The recent (end of 2017) changes to federal tax laws have not helped with the pain of moving and in fact have added a bit more of a bite. Those clergy who are moving in 2018 will have church-paid moving costs reported as income on their W-2 form for 2018 taxes. Here is the statement provided by the legal team at the General Council on Finance & Administration:
Recent Housing Allowance Update
from GCFA Legal Services Dept.
Tax Cuts and Jobs Act Update
The Tax Cuts and Jobs Act (the “Act”) made numerous changes to the taxation of both individuals and organizations. Several of the changes relate to deductions available to individuals. One such change that has possibly received less attention involves moving expenses.
As outlined extensively in the IRS’s Publication 521, the “deduction of certain moving expenses to a new home because [the taxpayer] started or changed job locations” has been an available deduction, and it is created by Section 217 of the Tax Code. In addition to the available deduction, another section of the Code – Section 132(g) – provides that the reimbursement of qualified moving expenses by an employer will not be treated as a taxable fringe benefit. In other words, if the employee would be able to take the moving expense as a deduction, the employer could pay for those expenses on a tax-free basis.
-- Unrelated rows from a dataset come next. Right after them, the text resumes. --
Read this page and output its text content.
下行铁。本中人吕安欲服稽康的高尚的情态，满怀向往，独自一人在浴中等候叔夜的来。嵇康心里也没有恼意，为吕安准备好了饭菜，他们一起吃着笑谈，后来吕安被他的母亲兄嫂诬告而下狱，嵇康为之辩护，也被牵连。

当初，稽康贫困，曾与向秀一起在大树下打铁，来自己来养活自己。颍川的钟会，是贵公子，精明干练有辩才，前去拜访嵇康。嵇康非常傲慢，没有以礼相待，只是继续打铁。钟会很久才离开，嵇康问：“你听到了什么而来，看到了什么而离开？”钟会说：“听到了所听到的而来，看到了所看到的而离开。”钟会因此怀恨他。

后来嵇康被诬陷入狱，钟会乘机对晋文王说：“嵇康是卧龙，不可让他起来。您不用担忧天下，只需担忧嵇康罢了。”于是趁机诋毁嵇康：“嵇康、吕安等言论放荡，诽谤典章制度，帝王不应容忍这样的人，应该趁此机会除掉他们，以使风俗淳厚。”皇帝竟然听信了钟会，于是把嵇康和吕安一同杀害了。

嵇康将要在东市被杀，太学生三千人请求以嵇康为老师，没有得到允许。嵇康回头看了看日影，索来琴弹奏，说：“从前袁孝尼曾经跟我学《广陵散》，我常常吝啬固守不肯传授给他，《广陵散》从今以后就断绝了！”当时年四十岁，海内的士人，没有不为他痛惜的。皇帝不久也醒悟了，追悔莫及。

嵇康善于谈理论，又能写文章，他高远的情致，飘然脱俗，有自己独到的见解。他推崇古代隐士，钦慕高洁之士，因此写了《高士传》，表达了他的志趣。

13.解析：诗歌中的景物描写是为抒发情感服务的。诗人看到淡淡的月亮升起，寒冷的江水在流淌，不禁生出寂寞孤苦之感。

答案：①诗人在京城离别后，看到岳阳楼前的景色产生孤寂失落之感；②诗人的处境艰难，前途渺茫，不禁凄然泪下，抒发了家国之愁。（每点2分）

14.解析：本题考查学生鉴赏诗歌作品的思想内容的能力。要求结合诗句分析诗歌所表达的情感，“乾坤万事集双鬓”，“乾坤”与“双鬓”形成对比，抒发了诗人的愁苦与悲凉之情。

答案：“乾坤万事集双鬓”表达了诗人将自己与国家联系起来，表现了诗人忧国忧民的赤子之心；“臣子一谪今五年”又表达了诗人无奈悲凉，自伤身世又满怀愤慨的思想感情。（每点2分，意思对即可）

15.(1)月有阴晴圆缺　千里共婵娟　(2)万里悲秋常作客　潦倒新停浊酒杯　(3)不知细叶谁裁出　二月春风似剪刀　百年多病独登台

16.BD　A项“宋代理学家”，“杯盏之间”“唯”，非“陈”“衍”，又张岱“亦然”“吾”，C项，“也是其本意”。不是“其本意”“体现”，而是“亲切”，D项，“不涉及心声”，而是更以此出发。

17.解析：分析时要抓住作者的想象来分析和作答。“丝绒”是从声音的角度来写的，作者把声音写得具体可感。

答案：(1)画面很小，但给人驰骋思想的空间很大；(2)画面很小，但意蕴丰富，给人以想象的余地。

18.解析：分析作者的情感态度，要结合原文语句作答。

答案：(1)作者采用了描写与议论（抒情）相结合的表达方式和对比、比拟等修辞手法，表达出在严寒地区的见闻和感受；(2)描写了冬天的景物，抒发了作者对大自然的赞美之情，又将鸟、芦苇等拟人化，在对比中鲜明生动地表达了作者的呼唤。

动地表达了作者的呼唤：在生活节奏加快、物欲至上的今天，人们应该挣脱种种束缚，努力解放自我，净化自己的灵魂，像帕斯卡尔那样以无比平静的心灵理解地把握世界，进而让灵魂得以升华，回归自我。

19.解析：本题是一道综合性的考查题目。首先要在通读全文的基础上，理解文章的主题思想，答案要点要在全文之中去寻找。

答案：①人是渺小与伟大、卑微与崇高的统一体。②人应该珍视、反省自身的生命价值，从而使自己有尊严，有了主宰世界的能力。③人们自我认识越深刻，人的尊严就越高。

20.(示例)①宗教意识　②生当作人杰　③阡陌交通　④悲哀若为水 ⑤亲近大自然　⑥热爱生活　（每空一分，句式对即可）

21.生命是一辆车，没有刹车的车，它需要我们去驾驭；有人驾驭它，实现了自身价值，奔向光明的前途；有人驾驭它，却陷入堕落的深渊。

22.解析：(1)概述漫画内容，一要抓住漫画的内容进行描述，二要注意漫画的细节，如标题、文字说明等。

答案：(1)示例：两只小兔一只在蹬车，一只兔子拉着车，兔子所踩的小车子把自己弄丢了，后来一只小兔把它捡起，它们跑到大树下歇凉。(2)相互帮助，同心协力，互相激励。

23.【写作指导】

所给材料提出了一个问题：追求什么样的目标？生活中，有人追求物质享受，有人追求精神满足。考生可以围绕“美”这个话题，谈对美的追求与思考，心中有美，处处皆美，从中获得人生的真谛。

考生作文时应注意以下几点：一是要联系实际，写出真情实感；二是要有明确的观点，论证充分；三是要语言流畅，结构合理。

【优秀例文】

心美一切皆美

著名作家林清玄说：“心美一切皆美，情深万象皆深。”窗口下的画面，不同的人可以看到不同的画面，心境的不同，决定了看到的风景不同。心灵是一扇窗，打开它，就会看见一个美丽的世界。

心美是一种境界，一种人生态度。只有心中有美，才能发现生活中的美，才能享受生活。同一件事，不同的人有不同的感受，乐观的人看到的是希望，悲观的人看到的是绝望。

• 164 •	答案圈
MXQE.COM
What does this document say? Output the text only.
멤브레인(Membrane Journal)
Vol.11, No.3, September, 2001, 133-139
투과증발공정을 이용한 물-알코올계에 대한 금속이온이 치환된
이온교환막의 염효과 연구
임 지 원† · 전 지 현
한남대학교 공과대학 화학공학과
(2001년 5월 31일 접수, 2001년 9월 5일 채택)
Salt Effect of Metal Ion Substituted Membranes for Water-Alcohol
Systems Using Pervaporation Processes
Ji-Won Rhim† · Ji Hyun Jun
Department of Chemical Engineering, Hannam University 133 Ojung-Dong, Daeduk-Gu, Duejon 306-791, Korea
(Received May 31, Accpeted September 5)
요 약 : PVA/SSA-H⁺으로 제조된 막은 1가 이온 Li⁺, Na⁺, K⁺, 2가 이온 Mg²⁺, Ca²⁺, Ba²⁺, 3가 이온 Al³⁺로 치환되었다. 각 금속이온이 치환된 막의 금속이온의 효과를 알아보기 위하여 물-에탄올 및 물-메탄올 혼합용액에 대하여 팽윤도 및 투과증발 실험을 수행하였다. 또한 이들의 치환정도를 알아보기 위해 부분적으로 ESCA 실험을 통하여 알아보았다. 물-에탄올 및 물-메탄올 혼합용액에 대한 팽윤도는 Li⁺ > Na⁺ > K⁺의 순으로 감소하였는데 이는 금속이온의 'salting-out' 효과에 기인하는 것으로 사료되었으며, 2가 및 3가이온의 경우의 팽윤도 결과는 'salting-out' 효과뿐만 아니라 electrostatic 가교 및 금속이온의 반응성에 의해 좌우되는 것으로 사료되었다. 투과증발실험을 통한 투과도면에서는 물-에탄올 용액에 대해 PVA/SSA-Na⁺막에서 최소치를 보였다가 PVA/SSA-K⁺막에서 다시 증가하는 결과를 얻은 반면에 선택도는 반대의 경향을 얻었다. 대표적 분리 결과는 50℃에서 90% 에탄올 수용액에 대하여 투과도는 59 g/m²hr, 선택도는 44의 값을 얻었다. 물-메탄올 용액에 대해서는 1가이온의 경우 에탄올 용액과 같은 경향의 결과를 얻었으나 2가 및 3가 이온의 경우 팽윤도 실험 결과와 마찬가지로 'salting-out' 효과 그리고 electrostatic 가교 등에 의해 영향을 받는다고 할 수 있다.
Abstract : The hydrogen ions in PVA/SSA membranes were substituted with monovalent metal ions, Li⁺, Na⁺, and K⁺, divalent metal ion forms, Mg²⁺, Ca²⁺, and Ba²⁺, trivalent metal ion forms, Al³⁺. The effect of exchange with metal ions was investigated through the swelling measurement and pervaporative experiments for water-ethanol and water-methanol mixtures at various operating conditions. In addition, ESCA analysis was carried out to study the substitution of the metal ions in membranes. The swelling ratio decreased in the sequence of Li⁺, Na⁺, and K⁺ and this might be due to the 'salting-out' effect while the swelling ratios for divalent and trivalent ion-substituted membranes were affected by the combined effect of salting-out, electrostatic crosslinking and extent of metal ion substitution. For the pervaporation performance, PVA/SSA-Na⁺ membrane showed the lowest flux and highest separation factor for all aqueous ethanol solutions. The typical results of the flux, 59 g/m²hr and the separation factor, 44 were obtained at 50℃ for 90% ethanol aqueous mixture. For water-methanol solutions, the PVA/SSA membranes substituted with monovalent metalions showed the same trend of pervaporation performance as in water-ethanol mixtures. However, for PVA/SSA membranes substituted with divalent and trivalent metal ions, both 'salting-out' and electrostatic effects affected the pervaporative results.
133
Unfortunately for those who will incur moving expenses that would meet the deductibility standards outlined in Publication 521, the Act has suspended the application of Sections 217 and132(g) from January 1, 2018 through December 31, 2025. The end result of this suspension is that (1) moving expenses incurred during that time period will not be a deductible expense (except for certain members of the Armed Forces) and (2) any reimbursement by, or payment of, these expenses by an employer during the same time period will need to be reported as taxable income to the employee (again, except for certain members of the Armed Forces).
Thus, for example, if a local church covers some or all of the moving expenses of an employee, such as its pastor, the church will need to report that amount on Form W-2 as taxable income to the employee. And, as another example, if the payment of moving expenses is made by an annual conference on behalf of a pastor serving a local church, the conference will likely need to issue that pastor a Form 1099-MISC reflecting the amount paid (the instructions to Form 1099-MISC state Box 7 should include “taxable fringe benefits for nonemployees,” which will presumably include moving expenses for the years during which Sections 217 and 132(g) are suspended).